Indian Oil Marketing Companies Launch New Biodiesel Tender for FY 2025-26

Biodiesel program struggles with blending rates below 1% despite 408% procurement growth over seven years, highlighting stark contrast with successful ethanol initiative.

Angitha SureshBy Angitha Suresh calendar 16 Mar 2025 Views icon3562 Views Share - Share to Facebook Share to Twitter Share to LinkedIn Share to Whatsapp
Biodiesel initially focused on Jatropha cultivation

Biodiesel initially focused on Jatropha cultivation

India's state-owned Oil Marketing Companies (OMCs) have initiated a fresh tendering process for biodiesel procurement, seeking approximately 200 million liters for the first quarter of the upcoming financial year starting April 2025. 

The latest tender was announced last week by Indian Oil Corporation Limited (IOCL), Bharat Petroleum Corporation Limited (BPCL), and Hindustan Petroleum Corporation Limited (HPCL).

The move follows the previous fiscal year's ambitious target of 860 million liters, signaling the government's continued commitment to advancing its biofuel agenda despite persistent challenges in achieving desired blending levels.

Renewed Push Toward Biofuel Goals

The tender underscores India's ongoing efforts to achieve its 5% biodiesel blending target by 2030, as mandated in the National Policy on Biofuels. The procurement drive is particularly significant as it comes ahead of the April 2025 implementation of penalties on the sale of unblended diesel, which is expected to accelerate adoption.

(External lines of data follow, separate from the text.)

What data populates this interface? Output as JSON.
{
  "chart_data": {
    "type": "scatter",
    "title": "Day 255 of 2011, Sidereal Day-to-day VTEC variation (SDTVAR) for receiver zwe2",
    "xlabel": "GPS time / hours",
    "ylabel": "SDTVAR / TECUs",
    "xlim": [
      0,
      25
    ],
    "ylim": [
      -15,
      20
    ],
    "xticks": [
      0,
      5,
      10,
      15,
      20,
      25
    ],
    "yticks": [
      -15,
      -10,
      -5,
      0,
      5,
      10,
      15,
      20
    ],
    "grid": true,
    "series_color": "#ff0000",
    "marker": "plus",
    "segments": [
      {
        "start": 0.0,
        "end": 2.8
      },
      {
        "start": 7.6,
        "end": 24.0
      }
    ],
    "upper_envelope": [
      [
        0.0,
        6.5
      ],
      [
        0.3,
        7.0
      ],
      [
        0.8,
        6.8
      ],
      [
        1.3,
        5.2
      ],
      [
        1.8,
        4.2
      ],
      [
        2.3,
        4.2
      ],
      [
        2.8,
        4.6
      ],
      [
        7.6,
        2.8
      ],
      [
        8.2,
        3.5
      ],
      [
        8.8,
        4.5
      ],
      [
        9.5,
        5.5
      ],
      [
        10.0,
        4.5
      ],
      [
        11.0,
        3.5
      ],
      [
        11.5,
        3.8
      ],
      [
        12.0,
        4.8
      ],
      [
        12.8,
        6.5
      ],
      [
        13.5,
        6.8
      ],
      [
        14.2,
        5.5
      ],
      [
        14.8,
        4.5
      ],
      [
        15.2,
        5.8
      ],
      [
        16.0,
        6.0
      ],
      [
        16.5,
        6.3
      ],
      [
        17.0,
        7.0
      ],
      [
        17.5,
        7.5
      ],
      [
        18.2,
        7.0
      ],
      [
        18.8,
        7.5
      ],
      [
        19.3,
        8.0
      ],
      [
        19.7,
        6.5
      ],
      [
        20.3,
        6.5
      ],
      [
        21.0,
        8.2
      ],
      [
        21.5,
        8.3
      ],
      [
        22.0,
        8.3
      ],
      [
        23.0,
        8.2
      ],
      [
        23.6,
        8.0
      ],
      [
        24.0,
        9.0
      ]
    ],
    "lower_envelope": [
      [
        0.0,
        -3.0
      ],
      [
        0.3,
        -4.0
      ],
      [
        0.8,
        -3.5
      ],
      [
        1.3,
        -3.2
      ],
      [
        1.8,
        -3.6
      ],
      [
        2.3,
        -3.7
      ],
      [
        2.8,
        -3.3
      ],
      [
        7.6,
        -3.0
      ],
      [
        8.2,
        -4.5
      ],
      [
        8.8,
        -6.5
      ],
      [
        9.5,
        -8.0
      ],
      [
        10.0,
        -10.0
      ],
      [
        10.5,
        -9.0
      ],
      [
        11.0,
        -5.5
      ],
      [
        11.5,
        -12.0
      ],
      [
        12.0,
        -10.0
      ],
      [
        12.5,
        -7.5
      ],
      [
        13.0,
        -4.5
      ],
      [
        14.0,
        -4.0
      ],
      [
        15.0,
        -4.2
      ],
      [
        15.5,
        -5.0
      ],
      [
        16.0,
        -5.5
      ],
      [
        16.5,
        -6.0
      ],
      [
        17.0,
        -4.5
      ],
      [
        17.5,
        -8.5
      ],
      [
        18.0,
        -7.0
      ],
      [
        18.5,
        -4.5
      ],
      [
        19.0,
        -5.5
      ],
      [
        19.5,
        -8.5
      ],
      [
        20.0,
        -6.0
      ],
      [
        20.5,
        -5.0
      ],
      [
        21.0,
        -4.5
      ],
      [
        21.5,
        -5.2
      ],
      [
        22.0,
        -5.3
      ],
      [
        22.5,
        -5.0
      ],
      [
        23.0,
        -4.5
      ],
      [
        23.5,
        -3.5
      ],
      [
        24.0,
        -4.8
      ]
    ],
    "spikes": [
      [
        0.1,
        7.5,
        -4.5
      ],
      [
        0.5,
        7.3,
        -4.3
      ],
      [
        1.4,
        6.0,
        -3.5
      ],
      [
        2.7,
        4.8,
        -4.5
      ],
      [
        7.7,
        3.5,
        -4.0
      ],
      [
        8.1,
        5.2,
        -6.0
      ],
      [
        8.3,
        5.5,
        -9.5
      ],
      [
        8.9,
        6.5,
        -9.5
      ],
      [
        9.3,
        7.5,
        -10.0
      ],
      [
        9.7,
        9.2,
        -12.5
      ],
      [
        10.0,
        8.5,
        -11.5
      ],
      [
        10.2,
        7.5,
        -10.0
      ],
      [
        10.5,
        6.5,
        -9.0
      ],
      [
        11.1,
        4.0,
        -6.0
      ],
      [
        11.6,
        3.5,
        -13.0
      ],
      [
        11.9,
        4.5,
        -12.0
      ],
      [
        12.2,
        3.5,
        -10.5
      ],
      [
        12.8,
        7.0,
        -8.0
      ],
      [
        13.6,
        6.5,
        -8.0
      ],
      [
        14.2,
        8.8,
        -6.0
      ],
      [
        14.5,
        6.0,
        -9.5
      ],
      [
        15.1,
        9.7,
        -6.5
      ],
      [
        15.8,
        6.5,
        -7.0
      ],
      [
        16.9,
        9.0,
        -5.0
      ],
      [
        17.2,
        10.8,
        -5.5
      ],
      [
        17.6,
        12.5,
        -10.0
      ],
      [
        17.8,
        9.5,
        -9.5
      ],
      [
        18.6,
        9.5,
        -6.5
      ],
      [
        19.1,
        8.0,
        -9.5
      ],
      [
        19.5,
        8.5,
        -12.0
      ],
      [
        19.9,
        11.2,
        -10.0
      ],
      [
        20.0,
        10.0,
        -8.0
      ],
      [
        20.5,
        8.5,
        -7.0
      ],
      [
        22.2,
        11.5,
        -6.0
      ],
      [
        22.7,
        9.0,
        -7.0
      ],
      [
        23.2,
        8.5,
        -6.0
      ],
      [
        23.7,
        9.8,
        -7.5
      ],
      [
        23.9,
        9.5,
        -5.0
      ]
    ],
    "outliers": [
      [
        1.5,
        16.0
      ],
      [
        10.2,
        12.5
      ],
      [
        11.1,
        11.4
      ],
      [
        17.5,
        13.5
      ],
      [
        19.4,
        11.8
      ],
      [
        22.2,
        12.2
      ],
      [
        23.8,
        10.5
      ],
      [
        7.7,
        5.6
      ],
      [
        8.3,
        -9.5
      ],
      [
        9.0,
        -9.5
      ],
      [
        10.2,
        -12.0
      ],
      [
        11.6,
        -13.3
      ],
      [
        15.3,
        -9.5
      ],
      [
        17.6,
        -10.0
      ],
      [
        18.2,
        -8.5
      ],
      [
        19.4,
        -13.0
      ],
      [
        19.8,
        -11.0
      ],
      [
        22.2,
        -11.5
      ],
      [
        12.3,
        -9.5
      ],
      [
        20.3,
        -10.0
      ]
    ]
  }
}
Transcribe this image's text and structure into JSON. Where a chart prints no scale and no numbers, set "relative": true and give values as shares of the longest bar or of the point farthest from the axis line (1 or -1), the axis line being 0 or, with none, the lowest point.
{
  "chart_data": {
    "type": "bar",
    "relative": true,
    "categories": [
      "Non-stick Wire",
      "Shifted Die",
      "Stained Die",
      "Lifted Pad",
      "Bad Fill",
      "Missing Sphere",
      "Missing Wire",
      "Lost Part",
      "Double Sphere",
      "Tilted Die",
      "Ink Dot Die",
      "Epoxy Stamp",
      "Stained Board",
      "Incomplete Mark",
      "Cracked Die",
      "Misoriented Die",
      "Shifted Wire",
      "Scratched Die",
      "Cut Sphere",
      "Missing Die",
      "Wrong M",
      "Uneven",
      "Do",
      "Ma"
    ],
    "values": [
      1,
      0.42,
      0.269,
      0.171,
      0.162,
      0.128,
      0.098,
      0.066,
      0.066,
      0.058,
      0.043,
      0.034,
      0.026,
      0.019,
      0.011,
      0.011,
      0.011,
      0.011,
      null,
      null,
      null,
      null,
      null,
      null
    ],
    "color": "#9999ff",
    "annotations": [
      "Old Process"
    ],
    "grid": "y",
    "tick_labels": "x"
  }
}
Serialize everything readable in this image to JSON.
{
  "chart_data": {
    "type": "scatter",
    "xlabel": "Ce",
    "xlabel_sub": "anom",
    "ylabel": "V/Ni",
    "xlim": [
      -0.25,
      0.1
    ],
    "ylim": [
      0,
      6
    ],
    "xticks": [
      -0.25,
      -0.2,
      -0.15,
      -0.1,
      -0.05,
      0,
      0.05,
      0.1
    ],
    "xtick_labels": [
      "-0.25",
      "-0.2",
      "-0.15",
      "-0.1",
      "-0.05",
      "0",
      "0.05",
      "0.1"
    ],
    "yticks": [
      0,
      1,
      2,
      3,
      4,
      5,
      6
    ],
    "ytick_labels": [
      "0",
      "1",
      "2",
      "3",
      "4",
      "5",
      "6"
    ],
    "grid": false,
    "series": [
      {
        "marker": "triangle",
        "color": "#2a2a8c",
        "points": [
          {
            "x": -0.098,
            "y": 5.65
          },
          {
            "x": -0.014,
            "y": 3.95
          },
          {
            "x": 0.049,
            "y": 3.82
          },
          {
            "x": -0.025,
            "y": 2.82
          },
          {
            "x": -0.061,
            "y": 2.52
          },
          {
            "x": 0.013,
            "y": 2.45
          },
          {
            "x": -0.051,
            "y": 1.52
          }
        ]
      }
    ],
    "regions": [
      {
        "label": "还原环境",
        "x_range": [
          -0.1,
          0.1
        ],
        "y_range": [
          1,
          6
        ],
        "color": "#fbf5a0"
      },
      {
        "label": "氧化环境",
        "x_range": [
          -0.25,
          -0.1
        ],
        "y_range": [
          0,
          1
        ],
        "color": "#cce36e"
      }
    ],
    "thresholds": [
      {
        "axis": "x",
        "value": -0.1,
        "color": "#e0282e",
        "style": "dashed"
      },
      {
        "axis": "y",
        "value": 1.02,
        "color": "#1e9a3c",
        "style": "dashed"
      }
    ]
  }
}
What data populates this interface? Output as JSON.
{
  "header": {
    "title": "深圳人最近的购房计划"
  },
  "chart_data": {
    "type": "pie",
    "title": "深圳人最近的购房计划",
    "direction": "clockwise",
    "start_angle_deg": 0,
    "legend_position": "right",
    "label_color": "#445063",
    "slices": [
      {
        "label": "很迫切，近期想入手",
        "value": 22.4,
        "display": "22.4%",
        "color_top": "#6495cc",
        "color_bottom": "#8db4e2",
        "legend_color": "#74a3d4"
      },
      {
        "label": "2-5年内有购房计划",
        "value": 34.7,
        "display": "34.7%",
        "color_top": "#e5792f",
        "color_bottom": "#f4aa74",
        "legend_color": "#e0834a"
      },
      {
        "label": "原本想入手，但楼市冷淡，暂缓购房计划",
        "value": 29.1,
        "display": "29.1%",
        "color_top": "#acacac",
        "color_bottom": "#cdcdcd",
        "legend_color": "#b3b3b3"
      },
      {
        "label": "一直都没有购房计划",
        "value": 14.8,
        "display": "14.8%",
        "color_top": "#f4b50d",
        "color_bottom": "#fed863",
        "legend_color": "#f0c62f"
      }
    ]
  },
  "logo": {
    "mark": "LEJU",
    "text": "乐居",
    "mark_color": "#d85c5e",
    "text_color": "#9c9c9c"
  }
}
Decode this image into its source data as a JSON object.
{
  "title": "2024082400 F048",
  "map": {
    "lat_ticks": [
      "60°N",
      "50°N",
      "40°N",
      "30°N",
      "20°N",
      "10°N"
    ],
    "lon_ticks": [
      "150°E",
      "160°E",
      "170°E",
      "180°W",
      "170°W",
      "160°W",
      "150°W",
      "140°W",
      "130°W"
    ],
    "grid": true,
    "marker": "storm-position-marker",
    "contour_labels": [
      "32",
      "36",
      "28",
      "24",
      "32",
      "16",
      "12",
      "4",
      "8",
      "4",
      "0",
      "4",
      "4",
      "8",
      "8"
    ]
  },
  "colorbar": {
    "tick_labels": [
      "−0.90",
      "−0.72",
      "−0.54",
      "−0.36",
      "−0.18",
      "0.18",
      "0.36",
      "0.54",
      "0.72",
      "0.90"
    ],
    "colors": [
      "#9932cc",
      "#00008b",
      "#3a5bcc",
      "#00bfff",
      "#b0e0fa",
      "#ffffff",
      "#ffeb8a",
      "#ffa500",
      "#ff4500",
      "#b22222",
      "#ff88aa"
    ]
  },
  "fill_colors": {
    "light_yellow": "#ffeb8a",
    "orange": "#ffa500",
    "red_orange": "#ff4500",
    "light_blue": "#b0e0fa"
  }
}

India's biodiesel program has had a complex trajectory since its inception in 2005. While procurement volumes have shown growth—increasing from 1.19 crore liters in 2015-16 to 6.05 crore liters in 2022-23, representing a 408% increase over seven years—the actual blending rate has remained disappointingly below 1%. Current estimates put the blending level at approximately 0.5% to 0.6% for FY 2024-25.

Early challenges stemmed from the limited success of Jatropha cultivation, which faced issues of low yields and long gestation periods. The policy has since evolved to include Used Cooking Oil (UCO), animal tallow, and acid oil as permissible feedstocks, reflecting a more pragmatic approach based on lessons learned.

Biodiesel vs. Ethanol

The stark disparity between India's biodiesel and ethanol programs highlights the unique challenges facing biodiesel adoption. While ethanol blending has surged to over 16% as of December 2024—nearing its target of 20% by 2025-26—biodiesel has languished far behind.

This divergence can be attributed to several factors. India's robust sugarcane production provides a steady feedstock base for ethanol production. In contrast, biodiesel suffers from inconsistent feedstock availability, with the UCO collection network still developing and non-edible oilseed cultivation facing agronomic hurdles.

"Ethanol has benefited from a more focused policy push, regulated supply chains, and effective pricing mechanisms," explained Dr. Rajeev Kumar, an energy policy expert at the Center for Policy Research. "Biodiesel, meanwhile, has struggled with feedstock security and economic viability issues that haven't been addressed with the same urgency."

The biodiesel program has consistently fallen short of its targets. The initial ambitious goal of 20% substitution of diesel consumption with biofuels by 2030 was later revised to a more modest 5% in the 2018 policy update. Even this reduced target seems challenging, with current projections suggesting intermediate goals of reaching 1% by 2026 and 2.5% by 2028.

The gap between aspiration and achievement stems from multiple factors, including limited feedstock availability, inadequate supply chain infrastructure, higher production costs compared to conventional diesel, and insufficient financial incentives for producers.